Amnesty International is urging the U.N. peacekeeping force in Ivory Coast (UNOCI) to protect those sheltering in the Catholic mission.
“The UNOCI mandate in Côte d’Ivoire requires the peacekeepers to protect civilians at imminent threat of physical violence. They must act immediately to prevent further bloodshed,” Veronique Aubert, Amnesty International’s deputy director for Africa, said.
“The UNOCI camp is only about 3 km away from Duekoue and we are urging them to use all means necessary to protect civilians against the violence taking place on their own doorstep,” Aubert said.
A violent dispute over last November's presidential election has rekindled the civil war the poll was meant to settle for good, with Gbagbo refusing to cede power to Ouattara who is recognised internationally as the winner.
Heavy fighting has now spread in Abidjan and across much of a north-south ceasefire line.
Up to one million Ivorians have fled fighting in Abidjan alone, according to the U.N. Refugee Agency (UNHCR).
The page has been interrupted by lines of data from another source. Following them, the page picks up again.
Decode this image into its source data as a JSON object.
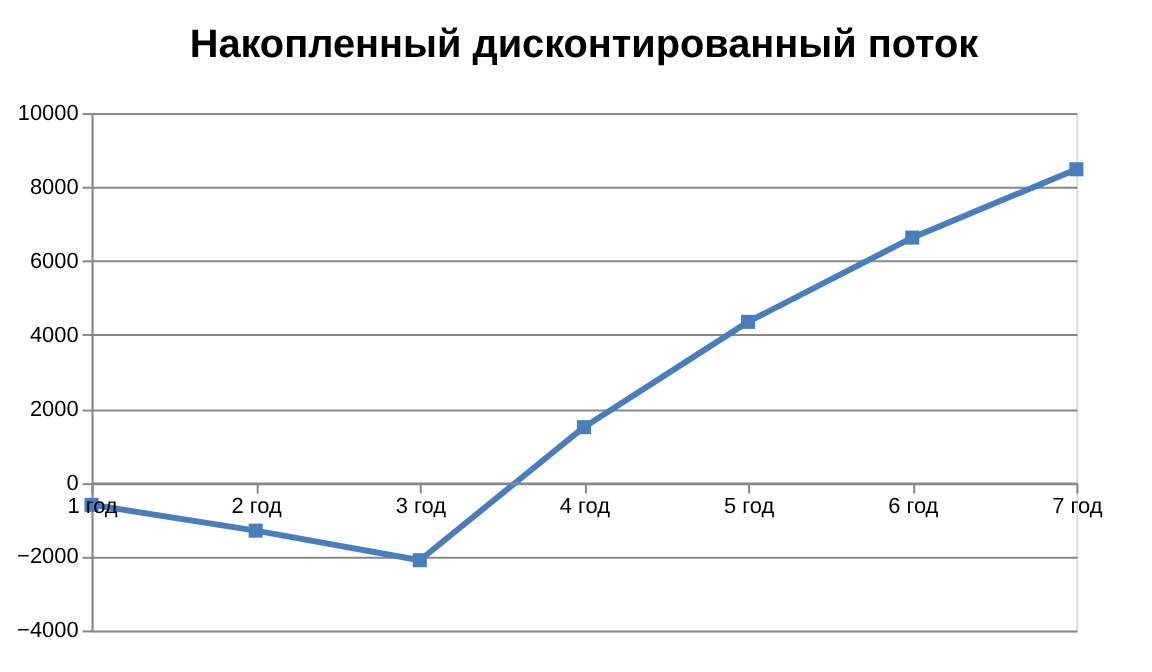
{
  "chart_data": {
    "type": "line",
    "title": "Накопленный дисконтированный поток",
    "categories": [
      "1 год",
      "2 год",
      "3 год",
      "4 год",
      "5 год",
      "6 год",
      "7 год"
    ],
    "series": [
      {
        "color": "#4a7ebb",
        "values": [
          -600,
          -1300,
          -2100,
          1500,
          4350,
          6630,
          8480
        ]
      }
    ],
    "ylim": [
      -4000,
      10000
    ],
    "yticks": [
      -4000,
      -2000,
      0,
      2000,
      4000,
      6000,
      8000,
      10000
    ],
    "grid": "y",
    "marker": "square",
    "line_style": "solid"
  }
}
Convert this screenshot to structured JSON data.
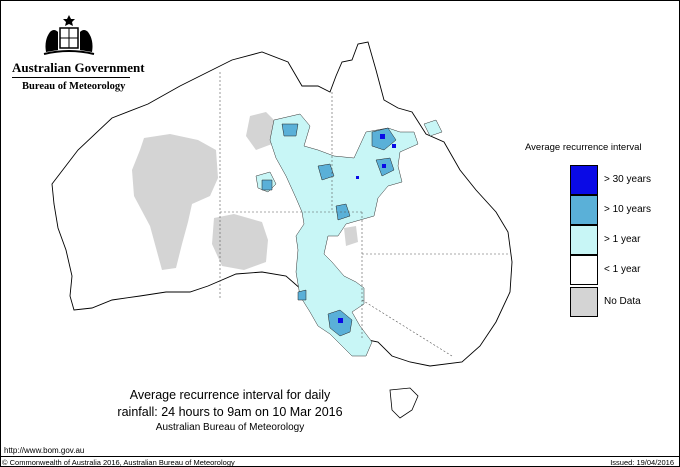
{
  "header": {
    "government": "Australian Government",
    "bureau": "Bureau of Meteorology"
  },
  "legend": {
    "title": "Average recurrence interval",
    "items": [
      {
        "label": "> 30 years",
        "color": "#0a0ae6"
      },
      {
        "label": "> 10 years",
        "color": "#5ab0d8"
      },
      {
        "label": "> 1 year",
        "color": "#c8f6f6"
      },
      {
        "label": "< 1 year",
        "color": "#ffffff"
      },
      {
        "label": "No Data",
        "color": "#d4d4d4"
      }
    ]
  },
  "caption": {
    "line1": "Average recurrence interval for daily",
    "line2": "rainfall: 24 hours to 9am on 10 Mar 2016",
    "line3": "Australian Bureau of Meteorology"
  },
  "footer": {
    "url": "http://www.bom.gov.au",
    "copyright": "© Commonwealth of Australia 2016, Australian Bureau of Meteorology",
    "issued": "Issued: 19/04/2016"
  },
  "colors": {
    "ari_30": "#0a0ae6",
    "ari_10": "#5ab0d8",
    "ari_1": "#c8f6f6",
    "no_data": "#d4d4d4"
  }
}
Others have been uprooted across the country and about 110,000 have crossed into Liberia to the west.
With pro-Ouattara forces reportedly moving southwards to surround the town of Guiglo, access to thousands of displaced people - Ivoirians, Burkinabes, Malians and Guineans - has become impossible.
Many have been living out in the open for more than a week without food, water or access to health care. Others are sheltering in and around a local church and the town hall.
Violence also continues to grow in Abidjan where 10 civilians were shot down on Monday by security forces loyal to Gbagbo, according to the United Nations.
The insecurity has impeded relief efforts, and U.N. agencies and other aid organisations are targeted by some of the groups involved in the fighting.
"In Abidjan, it is simply impossible to access the beneficiaries," Cyprien Fabre, the West Africa regional head of the European Commission's humanitarian and civil protection arm (ECHO), said.
"Most emergency people have to negotiate on a daily basis for very tiny access and very few NGOs are operating in the worst-hit neighbourhoods, and the U.N. teams cannot go there because they are targeted," Fabre, who is just back from Abidjan, told AlertNet in Dakar.
Aid agencies say there is a growing number of Ivoirians who are fleeing to Ghana from Abidjan. They say they had to sell their belongings to pay for transport to the border, the IOM said.